I was wondering if you could help me with the next question.
I have a data frame with 2 columns containing sets of strings [Column 1: Strings of reference, column 2: strings to check], my goal is to obtain a new column with the difference between those columns... meaning: the new column should contain the ONLY the strings from Column 2 not present in column 1.
My input:
import pandas as pd
data = [['Aa', {'Fatty alcohols', 'Agarofuran sesquiterpenoids', 'Phenylalanine-derived alkaloids', 'Pyridine alkaloids'}, {'Luis', 'Polyamines','Fatty alcohols', 'Agarofuran sesquiterpenoids', 'Phenylalanine-derived alkaloids', 'Pyridine alkaloids'}], ['Bb', {'Agarofuran sesquiterpenoids', 'Lupane triterpenoids', 'Stigmastane steroids'}, {'Agarofuran sesquiterpenoids', 'Lupane triterpenoids', 'Stigmastane steroids', 'Miscellaneous meroterpenoids'}], ['Cc', {'Pyridine alkaloids'}, {'Luis', 'Pyridine alkaloids'}], ['Dd', {'Luis', 'Polyamines'}, {'Marco'}], ['Ee', {'Friedelane triterpenoids', 'Cucurbitane triterpenoids'}, {'Friedelane triterpenoids', 'Cucurbitane triterpenoids', 'Ansa macrolides'}]]
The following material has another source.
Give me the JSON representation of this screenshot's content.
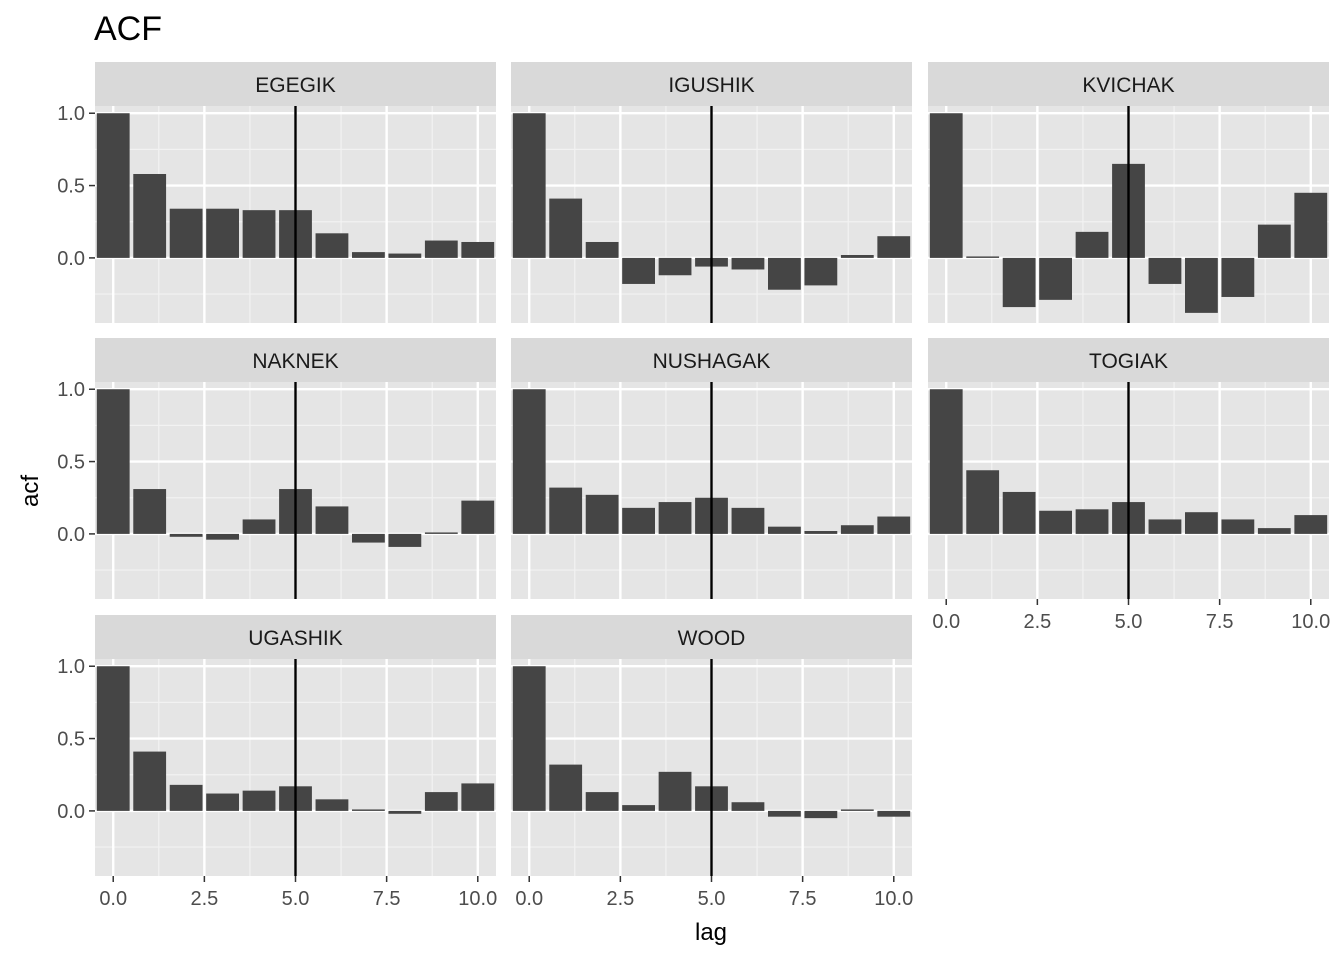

df = pd.DataFrame(data, columns=["Species", "Reference", "To_check"])
df
What I want to get is:
data = [['Aa', {'Fatty alcohols', 'Agarofuran sesquiterpenoids', 'Phenylalanine-derived alkaloids', 'Pyridine alkaloids'}, {'Luis', 'Polyamines','Fatty alcohols', 'Agarofuran sesquiterpenoids', 'Phenylalanine-derived alkaloids', 'Pyridine alkaloids'}, {'Luis', 'Polyamines'}], ['Bb', {'Agarofuran sesquiterpenoids', 'Lupane triterpenoids', 'Stigmastane steroids'}, {'Agarofuran sesquiterpenoids', 'Lupane triterpenoids', 'Stigmastane steroids', 'Miscellaneous meroterpenoids'}, {'Miscellaneous meroterpenoids'}], ['Cc', {'Pyridine alkaloids'}, {'Luis', 'Pyridine alkaloids'}, {'Luis'}], ['Dd', {'Luis', 'Polyamines'}, {'Marco'}, {'Marco'}], ['Ee', {'Friedelane triterpenoids', 'Cucurbitane triterpenoids'}, {'Friedelane triterpenoids', 'Cucurbitane triterpenoids', 'Ansa macrolides'}, {'Ansa macrolides'}]]
df_out = pd.DataFrame(data, columns=["Species", "Reference", "To_check", 'New']) df_out
So far, what I tried was this but is not exactly what I want, and here I ask your help...
df_diff = df[~df['To_check'].isin(df['Reference'])]
df_diff
This is giving me a reduced dataframe with the rows having a difference, if I try to create a new column with de difference I got an error...
df['New'] = df[~df['To_check'].isin(df['Reference'])]
ValueError: Wrong number of items passed 3, placement implies 1
So far, I used sets to contain the strings in the columns, but I guess that could be the same if I use lists.
So, how can I get that new column with the results? and I'm also wondering if isin() do the comparison row wisely, or is there another method more appropriate.
I NEED TO KEEP THE DATAFRAME AS IT IS... just add the new column
Merci!!
CodePudding user response:
Use:
df["New"] = df["To_check"] - df["Reference"]
print(df)
Output
Species Reference To_check New
0 Aa {B, A, C, D} {A, C, D, E} {E}
1 Bb {B, A, C, D} {B, A, C, D} {}
2 Cc {F, A, G, E} {B, A, D, E} {B, D}
3 Dd {A, G} {A, C, D, E} {D, C, E}
4 Ee {D, C} {D, E} {E}
The expression:
df["To_check"] - df["Reference"]
applies the element-wise difference between values of df["To_check"]
and df["Reference"]
. Something similar to:
# notice that this could be an alternative solution
df["New"] = [check - reference for check, reference in zip(df["To_check"], df["Reference"])]
The difference between set values is (from the documentation):
Return a new set with elements in the set that are not in the others.